もう一人は1967年には高校生だった望月不三子。父親の死によって大学進学を諦めて就職、結婚する。妊娠中に立ち寄った教会で開かれていた料理教室で自然食を知り傾倒していく。子どもにも自然食を強要、子どもが成長し疎遠になる。やがて偶然通りかかった子ども食堂に参加する。
 
飛馬と不三子の人生が子ども食堂で交差する2020年は、コロナウイルスがじわじわと広がり始め、やがてパンデミックとなって世界中を覆う。マスクの着用やアルコール消毒、ワクチン接種。何をどこまで信じるか、どこまで従うか。それは不安や戸惑い、軋轢を生む。子ども食堂への誹謗中傷も相次ぎ、中止を余儀なくされる。
 
1967年からのこの物語はコロナだけではなく、その時代の事件事故や社会情勢が背景に描かれている。コックリさんや口裂け女、ノストラダムスの大予言、カルト宗教の事件、2000年問題や原発事故…。人々は心のどこかで「ありえない」と疑いながらも、「もしかしたら」という思いも抱えて過ごしてきた。
 
「信じる」という人間が持つ本来の美しい感情や行為は、「信じる」の分母が大きくなるほど力を持ち、正義と権力を主張し始める。信じることで自分を縛り、身動きが取れなくなる。
 
旧約聖書『創世記』でノアは「洪水が地上を覆い尽くす」という神の言を信じ、命じられるままに方舟を造った。タイトルの『方舟を燃やす』の方舟は信じるモノ、コトの象徴だろう。

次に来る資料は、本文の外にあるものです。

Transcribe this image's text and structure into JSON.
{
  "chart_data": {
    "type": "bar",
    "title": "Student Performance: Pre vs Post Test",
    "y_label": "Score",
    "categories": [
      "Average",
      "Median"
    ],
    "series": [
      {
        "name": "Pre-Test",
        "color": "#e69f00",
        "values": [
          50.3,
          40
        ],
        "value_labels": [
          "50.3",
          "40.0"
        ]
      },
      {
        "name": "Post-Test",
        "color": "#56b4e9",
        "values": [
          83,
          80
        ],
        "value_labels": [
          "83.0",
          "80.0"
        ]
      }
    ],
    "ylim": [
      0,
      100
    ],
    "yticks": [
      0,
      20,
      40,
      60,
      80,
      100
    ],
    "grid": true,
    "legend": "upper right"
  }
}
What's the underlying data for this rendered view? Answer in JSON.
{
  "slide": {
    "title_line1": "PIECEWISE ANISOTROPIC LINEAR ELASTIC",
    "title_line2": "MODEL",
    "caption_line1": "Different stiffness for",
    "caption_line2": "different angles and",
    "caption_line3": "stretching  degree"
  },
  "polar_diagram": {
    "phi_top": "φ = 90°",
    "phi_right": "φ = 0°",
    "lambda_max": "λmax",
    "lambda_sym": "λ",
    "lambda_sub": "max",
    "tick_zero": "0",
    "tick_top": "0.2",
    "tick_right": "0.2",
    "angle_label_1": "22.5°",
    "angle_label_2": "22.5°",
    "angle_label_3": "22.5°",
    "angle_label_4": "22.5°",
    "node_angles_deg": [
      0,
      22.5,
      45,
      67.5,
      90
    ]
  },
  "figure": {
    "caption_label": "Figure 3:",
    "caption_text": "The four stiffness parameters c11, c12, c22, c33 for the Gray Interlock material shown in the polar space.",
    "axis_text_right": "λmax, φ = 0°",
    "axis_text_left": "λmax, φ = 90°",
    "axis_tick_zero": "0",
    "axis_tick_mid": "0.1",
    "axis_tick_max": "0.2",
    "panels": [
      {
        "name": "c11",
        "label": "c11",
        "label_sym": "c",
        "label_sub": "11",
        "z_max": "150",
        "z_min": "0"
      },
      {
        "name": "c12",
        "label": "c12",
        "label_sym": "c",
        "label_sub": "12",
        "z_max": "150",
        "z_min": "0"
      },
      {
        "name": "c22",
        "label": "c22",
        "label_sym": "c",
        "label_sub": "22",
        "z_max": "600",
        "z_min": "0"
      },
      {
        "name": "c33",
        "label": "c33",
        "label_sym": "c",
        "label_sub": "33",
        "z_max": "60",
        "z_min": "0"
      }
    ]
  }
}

それを「燃やす」という自発的行為は「信じる」という行為から自らを解き放つことを暗喩しているのであろうか。
 
AIの出現により本物か偽物かの区別はますます難しくなってきた。それでも信じる信じないを繰り返しながら、私たちはこれからも淡々とそれぞれの人生を生きていくのだろう。